The servo motor, now rather than just being a rental one, is a purchased one with an integrated hall effect sensor for maximum precision.
Assembled Prototype
The front view of the final prototype allows us to observe how the syringe holder and the plunger holder grip the syringe to draw.
The side view of the final prototype shows the location of the motor holder that rotates the rack and pinion (not shown) along with the location placed for the Arduino setup at a separate location as well.

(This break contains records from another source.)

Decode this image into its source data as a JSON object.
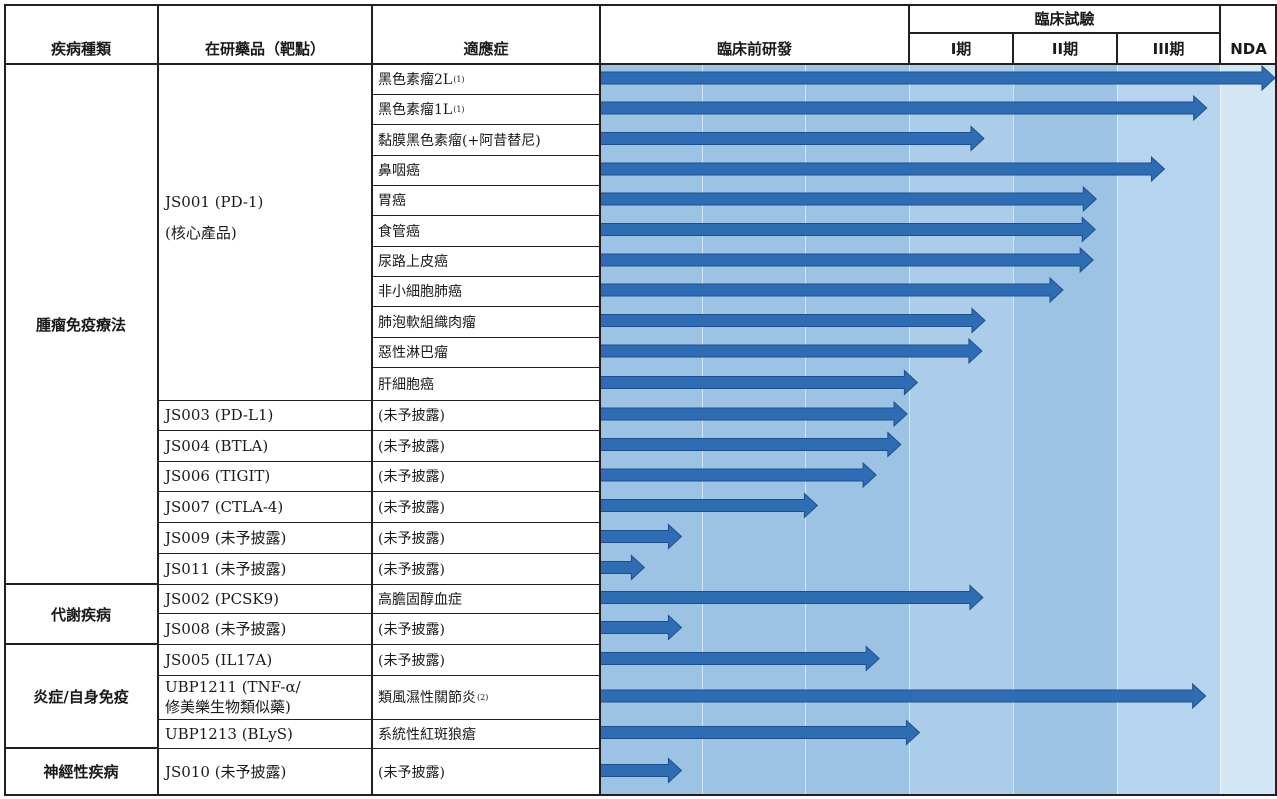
{
  "header": {
    "disease_area": "疾病種類",
    "candidate": "在研藥品（靶點）",
    "indication": "適應症",
    "preclinical": "臨床前研發",
    "clinical": "臨床試驗",
    "phase1": "I期",
    "phase2": "II期",
    "phase3": "III期",
    "nda": "NDA"
  },
  "areas": [
    {
      "name": "腫瘤免疫療法"
    },
    {
      "name": "代謝疾病"
    },
    {
      "name": "炎症/自身免疫"
    },
    {
      "name": "神經性疾病"
    }
  ],
  "drugs": [
    {
      "line1": "JS001 (PD-1)",
      "line2": "(核心產品)"
    },
    {
      "line1": "JS003 (PD-L1)"
    },
    {
      "line1": "JS004 (BTLA)"
    },
    {
      "line1": "JS006 (TIGIT)"
    },
    {
      "line1": "JS007 (CTLA-4)"
    },
    {
      "line1": "JS009 (未予披露)"
    },
    {
      "line1": "JS011 (未予披露)"
    },
    {
      "line1": "JS002 (PCSK9)"
    },
    {
      "line1": "JS008 (未予披露)"
    },
    {
      "line1": "JS005 (IL17A)"
    },
    {
      "line1": "UBP1211 (TNF-α/",
      "line2": "修美樂生物類似藥)"
    },
    {
      "line1": "UBP1213 (BLyS)"
    },
    {
      "line1": "JS010 (未予披露)"
    }
  ],
  "indications": [
    {
      "text": "黑色素瘤2L",
      "note": "(1)"
    },
    {
      "text": "黑色素瘤1L",
      "note": "(1)"
    },
    {
      "text": "黏膜黑色素瘤(+阿昔替尼)"
    },
    {
      "text": "鼻咽癌"
    },
    {
      "text": "胃癌"
    },
    {
      "text": "食管癌"
    },
    {
      "text": "尿路上皮癌"
    },
    {
      "text": "非小細胞肺癌"
    },
    {
      "text": "肺泡軟組織肉瘤"
    },
    {
      "text": "惡性淋巴瘤"
    },
    {
      "text": "肝細胞癌"
    },
    {
      "text": "(未予披露)"
    },
    {
      "text": "(未予披露)"
    },
    {
      "text": "(未予披露)"
    },
    {
      "text": "(未予披露)"
    },
    {
      "text": "(未予披露)"
    },
    {
      "text": "(未予披露)"
    },
    {
      "text": "高膽固醇血症"
    },
    {
      "text": "(未予披露)"
    },
    {
      "text": "(未予披露)"
    },
    {
      "text": "類風濕性關節炎",
      "note": "(2)"
    },
    {
      "text": "系統性紅斑狼瘡"
    },
    {
      "text": "(未予披露)"
    }
  ],
  "progress": [
    {
      "stage": "NDA",
      "fraction": 1.0
    },
    {
      "stage": "III期",
      "fraction": 0.89
    },
    {
      "stage": "I期",
      "fraction": 0.74
    },
    {
      "stage": "III期",
      "fraction": 0.48
    },
    {
      "stage": "II期",
      "fraction": 0.82
    },
    {
      "stage": "II期",
      "fraction": 0.81
    },
    {
      "stage": "II期",
      "fraction": 0.79
    },
    {
      "stage": "II期",
      "fraction": 0.5
    },
    {
      "stage": "I期",
      "fraction": 0.75
    },
    {
      "stage": "I期",
      "fraction": 0.72
    },
    {
      "stage": "I期",
      "fraction": 0.1
    },
    {
      "stage": "臨床前研發",
      "fraction": 1.0
    },
    {
      "stage": "臨床前研發",
      "fraction": 0.98
    },
    {
      "stage": "臨床前研發",
      "fraction": 0.9
    },
    {
      "stage": "臨床前研發",
      "fraction": 0.71
    },
    {
      "stage": "臨床前研發",
      "fraction": 0.27
    },
    {
      "stage": "臨床前研發",
      "fraction": 0.15
    },
    {
      "stage": "I期",
      "fraction": 0.73
    },
    {
      "stage": "臨床前研發",
      "fraction": 0.27
    },
    {
      "stage": "臨床前研發",
      "fraction": 0.91
    },
    {
      "stage": "III期",
      "fraction": 0.88
    },
    {
      "stage": "I期",
      "fraction": 0.12
    },
    {
      "stage": "臨床前研發",
      "fraction": 0.27
    }
  ],
  "colors": {
    "preclinical": "#9cc3e3",
    "phase1": "#abcde9",
    "phase2": "#9cc3e3",
    "phase3": "#b6d4ee",
    "nda": "#d3e6f5",
    "arrow": "#2e6db4",
    "arrow_edge": "#1f4e8c",
    "grid": "#231f20"
  }
}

The rack and pinion, which were not clearly pictured in this case, were purposefully hidden away from convenient reach due to reaching in serving as a hazard (i.e. hair), and with serving as a pinch hazard.
Demonstration
The demonstration shows the prototype operating with the needle being inserted, then the motor moving to a precise location to draw an exact amount into the syringe.
Testing and User Feedback
We tested our product by having two groups of students use the safe-shot loader under simulated shaking motor impairment and normal motor control as the control group. We reiterated the test for both manual syringe filling and the safe-shot loader and then tested for accuracy, safety, ease of use, and durability as outlined below.
Our results showed that our product performed way better than our baseline ie. manual syringe filling in terms of ease of use, safety, and accuracy for both the motor-impaired simulation and control group.
Ethics
Our main concern is needle safety. To mitigate risks, we are planning on offering free training for our users.
We conducted user surveys at a care facility to test accessibility.
We also need to follow FDA guidelines as it is a medical device.
Thorough testing is needed to ensure accuracy fell within 1 unit.
Sustainability
The diagram for sustainability as outlined below shows that our prototype is designed for longevity to minimize the impact of our product during its entire lifespan.
Okala Impact Factor
The table of the Okala impact factors shows that the primary impact of the product during its lifecycle is made within its manufacturing, thereby the priority for lifetime a worthwhile one for the environment.
Business Plan and Economics
While thinking about the economics and business plan of our product, we took into account the stakeholders that would be our key partners in developing, distributing, and using the safe-shot loader. We also included our customer segments, cost structure, and anticipated revenue streams as outlined in our business plan canvas below.
When it comes to the pricing of our product, we have taken into account our fixed costs and variable costs to determine the potential cost per unit of the safe-shot loader and estimate the market share that we would require to break even.